Ich hatte dann eine Idee: Soll doch das "Modem" die Einwahl machen, flugs den Router ans Modem angeschlossen, ins Webinterface des Routers, Internet/WAN-Einstellung aufgerufen, PPPOE zugunsten einer statischen Adresse 10.0.0.2, Subnetz 255.255.255.0, Defaultgateway 10.0.0.1, DNS 10.0.0.1 (und 8.8.8.8). Routerneustart, und ich war wieder online. Doch bei weiteren Tests stellt sich natürlich heraus, dass folgendes nicht funktioniert: DynDNS, klar weil der Router nur seine private WAN-Adresse 10.0.0.2 sehen kann, und nicht die öffentliche Provider-IP-Adresse, und auch die Portforwardings funktionierten nicht mehr, weil das "Modem" diese nicht über sein NAT an den Router weiterleiten kann. DynDNS auf dem Router deaktiviert, und auf dem "Modem" aktiviert, das war einfach. Dann erstmal eine schnelle Lösung für die Portforwardings, es war schon spät am Abend, also einfach den Router mit seiner WAN-Adresse als DMZ im "Modem" eingetragen, und alles ging wieder, wie ich über die Seite vtunnel.com überprüfen konnte.

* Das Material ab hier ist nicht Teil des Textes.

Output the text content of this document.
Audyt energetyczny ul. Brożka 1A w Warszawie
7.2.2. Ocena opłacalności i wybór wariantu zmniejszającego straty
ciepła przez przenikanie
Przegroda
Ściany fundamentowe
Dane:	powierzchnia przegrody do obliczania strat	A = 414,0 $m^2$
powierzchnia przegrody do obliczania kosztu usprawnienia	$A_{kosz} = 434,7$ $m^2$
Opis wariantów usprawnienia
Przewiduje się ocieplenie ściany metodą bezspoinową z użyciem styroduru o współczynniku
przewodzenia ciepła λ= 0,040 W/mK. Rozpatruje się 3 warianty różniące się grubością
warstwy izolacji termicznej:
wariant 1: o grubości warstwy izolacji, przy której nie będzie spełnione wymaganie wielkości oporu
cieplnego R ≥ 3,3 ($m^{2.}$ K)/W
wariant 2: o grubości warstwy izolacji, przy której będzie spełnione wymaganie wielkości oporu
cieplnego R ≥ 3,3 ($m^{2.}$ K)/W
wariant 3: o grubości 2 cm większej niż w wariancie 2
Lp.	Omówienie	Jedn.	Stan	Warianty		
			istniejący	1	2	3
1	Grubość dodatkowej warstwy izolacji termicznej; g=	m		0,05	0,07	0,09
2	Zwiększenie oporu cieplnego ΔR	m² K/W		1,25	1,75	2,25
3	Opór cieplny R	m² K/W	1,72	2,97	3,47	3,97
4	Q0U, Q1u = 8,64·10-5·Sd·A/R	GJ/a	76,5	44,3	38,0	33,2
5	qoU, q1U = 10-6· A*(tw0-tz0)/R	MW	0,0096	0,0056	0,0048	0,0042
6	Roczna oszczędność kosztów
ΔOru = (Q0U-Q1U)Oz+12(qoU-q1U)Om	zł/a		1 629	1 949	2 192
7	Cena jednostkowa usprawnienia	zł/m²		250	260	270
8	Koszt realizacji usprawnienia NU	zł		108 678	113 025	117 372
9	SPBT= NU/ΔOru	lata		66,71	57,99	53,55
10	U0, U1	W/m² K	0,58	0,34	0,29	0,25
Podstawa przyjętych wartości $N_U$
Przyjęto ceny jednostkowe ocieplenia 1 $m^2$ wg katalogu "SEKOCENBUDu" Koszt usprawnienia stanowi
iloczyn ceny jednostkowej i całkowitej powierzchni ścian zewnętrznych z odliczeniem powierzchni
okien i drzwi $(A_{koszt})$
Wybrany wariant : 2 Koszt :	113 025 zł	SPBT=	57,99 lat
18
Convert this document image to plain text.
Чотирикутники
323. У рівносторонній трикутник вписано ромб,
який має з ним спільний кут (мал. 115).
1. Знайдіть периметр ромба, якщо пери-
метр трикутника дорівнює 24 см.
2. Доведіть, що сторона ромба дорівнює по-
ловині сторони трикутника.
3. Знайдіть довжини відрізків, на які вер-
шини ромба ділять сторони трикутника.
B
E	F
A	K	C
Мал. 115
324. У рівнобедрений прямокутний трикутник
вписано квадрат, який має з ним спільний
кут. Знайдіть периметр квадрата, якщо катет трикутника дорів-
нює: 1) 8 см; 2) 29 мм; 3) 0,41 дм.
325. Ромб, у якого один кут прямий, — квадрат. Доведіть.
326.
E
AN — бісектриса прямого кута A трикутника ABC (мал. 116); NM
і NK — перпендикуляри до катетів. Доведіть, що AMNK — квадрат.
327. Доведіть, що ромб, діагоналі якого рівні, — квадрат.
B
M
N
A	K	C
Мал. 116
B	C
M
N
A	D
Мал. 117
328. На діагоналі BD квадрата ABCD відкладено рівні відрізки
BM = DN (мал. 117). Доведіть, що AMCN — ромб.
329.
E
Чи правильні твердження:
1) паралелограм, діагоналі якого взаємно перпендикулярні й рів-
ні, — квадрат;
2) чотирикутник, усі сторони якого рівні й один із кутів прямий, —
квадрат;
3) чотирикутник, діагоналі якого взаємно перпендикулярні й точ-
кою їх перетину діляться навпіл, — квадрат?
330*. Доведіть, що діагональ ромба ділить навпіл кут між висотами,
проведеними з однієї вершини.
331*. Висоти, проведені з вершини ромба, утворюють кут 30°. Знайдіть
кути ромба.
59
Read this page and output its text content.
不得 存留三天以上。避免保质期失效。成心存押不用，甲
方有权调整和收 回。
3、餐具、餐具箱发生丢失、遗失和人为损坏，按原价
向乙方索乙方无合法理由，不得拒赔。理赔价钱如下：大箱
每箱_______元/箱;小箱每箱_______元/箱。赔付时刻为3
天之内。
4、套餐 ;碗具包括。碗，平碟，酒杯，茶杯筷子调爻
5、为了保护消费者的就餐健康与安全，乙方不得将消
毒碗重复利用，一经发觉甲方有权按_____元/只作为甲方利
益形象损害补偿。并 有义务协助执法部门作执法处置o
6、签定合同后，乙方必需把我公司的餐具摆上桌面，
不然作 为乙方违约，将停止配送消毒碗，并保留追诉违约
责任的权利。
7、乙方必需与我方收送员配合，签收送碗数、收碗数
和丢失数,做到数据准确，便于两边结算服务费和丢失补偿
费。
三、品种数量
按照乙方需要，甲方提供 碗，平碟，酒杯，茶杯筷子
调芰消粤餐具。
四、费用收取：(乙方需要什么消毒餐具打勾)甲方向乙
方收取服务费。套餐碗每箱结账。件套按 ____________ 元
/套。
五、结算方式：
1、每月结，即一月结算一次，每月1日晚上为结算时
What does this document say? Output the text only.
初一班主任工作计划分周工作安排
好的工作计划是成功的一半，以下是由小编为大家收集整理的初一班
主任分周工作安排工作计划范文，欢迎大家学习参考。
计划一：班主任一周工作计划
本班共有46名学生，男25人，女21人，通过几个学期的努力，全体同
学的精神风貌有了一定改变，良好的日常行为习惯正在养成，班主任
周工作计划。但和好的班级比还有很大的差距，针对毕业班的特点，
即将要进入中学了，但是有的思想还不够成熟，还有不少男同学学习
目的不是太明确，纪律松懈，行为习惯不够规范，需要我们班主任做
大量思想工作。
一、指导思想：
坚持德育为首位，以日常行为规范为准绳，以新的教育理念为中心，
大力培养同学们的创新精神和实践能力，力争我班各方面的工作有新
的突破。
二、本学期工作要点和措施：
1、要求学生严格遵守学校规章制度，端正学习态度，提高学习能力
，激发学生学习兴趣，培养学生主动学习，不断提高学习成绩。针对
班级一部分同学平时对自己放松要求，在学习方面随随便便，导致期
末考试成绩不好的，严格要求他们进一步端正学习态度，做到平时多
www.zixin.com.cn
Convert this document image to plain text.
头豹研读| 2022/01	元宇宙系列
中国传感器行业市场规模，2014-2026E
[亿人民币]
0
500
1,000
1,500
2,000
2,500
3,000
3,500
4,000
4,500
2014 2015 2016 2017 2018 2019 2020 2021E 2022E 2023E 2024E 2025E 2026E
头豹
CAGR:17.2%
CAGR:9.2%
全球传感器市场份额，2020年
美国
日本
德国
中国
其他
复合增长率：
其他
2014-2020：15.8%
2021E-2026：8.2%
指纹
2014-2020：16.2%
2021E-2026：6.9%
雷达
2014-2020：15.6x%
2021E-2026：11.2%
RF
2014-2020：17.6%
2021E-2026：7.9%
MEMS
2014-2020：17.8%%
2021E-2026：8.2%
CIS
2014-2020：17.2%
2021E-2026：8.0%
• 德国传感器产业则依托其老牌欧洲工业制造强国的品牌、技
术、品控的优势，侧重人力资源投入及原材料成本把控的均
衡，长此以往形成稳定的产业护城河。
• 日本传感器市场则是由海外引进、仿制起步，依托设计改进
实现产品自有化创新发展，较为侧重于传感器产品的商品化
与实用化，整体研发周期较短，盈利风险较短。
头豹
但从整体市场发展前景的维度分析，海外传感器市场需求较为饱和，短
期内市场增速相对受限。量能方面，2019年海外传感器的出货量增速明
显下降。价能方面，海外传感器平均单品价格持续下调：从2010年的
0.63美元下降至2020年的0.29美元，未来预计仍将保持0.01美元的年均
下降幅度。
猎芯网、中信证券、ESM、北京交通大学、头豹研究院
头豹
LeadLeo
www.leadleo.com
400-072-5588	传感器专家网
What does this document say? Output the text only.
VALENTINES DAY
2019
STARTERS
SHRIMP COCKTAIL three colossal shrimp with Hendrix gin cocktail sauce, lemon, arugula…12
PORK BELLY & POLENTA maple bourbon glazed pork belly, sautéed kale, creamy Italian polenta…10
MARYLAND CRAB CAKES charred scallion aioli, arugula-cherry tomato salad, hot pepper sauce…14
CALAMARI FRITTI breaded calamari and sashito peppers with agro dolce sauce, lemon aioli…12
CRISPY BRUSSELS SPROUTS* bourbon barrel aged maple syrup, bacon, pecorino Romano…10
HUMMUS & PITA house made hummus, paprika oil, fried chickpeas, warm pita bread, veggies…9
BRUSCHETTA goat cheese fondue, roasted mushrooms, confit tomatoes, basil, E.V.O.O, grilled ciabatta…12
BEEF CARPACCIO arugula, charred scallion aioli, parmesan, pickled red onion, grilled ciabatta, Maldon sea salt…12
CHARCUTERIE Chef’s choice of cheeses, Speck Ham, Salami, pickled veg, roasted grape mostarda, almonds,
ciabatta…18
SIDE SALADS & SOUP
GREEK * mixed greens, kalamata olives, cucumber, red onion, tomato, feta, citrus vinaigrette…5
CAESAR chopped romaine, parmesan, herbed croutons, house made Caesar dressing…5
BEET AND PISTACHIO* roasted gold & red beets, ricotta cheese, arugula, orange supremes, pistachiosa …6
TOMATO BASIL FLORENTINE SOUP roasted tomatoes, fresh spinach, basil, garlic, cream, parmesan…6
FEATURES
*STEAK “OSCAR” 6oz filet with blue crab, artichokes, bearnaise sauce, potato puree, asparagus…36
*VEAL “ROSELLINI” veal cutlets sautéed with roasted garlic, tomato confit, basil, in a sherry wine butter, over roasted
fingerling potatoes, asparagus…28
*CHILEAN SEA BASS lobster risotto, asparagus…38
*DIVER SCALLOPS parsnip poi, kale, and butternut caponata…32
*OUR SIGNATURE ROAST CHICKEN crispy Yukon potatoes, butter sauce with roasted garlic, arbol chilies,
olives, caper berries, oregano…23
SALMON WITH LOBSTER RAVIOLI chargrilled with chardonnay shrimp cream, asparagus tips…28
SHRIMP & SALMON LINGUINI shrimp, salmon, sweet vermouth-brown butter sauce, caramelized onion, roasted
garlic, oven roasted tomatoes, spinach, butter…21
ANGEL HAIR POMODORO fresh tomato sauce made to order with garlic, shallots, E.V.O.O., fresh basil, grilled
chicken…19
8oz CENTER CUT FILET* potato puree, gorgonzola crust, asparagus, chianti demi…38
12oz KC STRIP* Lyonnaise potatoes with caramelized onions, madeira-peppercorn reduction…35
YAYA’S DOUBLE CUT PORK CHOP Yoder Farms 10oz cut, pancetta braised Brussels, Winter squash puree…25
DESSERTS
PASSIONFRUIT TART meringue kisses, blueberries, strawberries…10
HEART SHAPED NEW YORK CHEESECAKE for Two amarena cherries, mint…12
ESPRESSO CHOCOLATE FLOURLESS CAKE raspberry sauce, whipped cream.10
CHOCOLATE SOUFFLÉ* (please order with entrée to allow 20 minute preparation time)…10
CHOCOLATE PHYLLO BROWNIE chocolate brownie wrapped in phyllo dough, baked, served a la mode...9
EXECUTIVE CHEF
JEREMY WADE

Heute Morgen habe ich die Einstellungen meines 10er "Transfernetzes" noch vereinfacht, die Netzmaske auf 255.255.255.254 eingeengt, damit es dort nur noch den Router 10.0.0.2 und das Modem 10.0.0.1 geben kann, und auf dem Modem die DMZ gegen einzelne Portforwarding-Regeln ausgetauscht, die denen auf dem Router entsprechen und auf diesen zeigen, um den Router etwas aus der Schusslinie zu nehmen. Außerdem DHCP auf dem Modem abgeschaltet. Soll das "Modem" doch mit seinen ausgefeilten Firewallfunktionen, DoS-Filtern usw. die Hauptarbeit gegen das "böse" Internet übernehmen...
Das "Modem", also eigentlich der Router vor dem Router, arbeitet nun völlig transparent vor meinem Netzwerk. Das war zwar so nicht vorgesehen, aber es funktioniert auch. Ich hoffe, dass diese kleine Story (klein? jaja ich weis...) anderen weiter hilft, die vor dem selben Problem stehen.